The model shows increased local friction and decelerated ligand binding.

A generalized Langevin equation with memory function explains the observed dynamics.

Abstract

We investigate the impact of water fluctuations on the key-lock association kinetics of a hydrophobic ligand (key) binding to a hydrophobic pocket (lock) by means of a minimalistic stochastic model system. It describes the collective hydration behavior of the pocket by bimodal fluctuations of a water-pocket interface that dynamically couples to the diffusive motion of the approaching ligand via the hydrophobic interaction.

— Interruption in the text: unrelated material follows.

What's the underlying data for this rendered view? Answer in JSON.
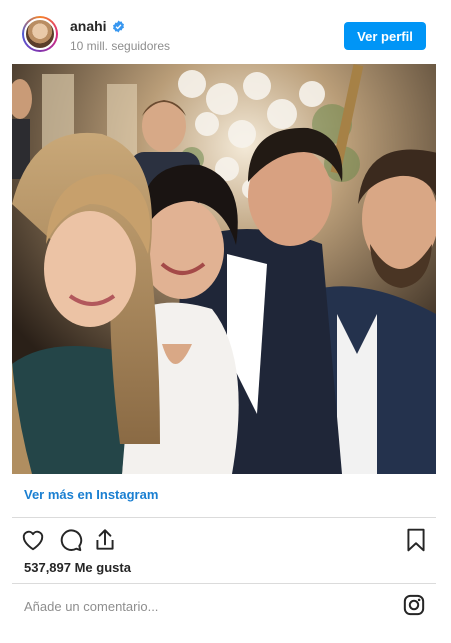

This leads to a set of overdamped Langevin equations in 2D-coordinate-space, that is Markovian in each dimension. Numerical simulations demonstrate locally increased friction of the ligand, decelerated binding kinetics, and local non-Markovian (memory) effects in the ligand's reaction coordinate as found previously in explicit-water molecular dynamics studies of model hydrophobic pocket-ligand binding [1,2]. Our minimalistic model elucidates the origin of effectively enhanced friction in the process that can be traced back to long-time decays in the force-autocorrelation function induced by the effective, spatially fluctuating pocket-ligand interaction. Furthermore, we construct a generalized 1D-Langevin description including a spatially local memory function that enables further interpretation and a semi-analytical quantification of the results of the coupled 2D-system.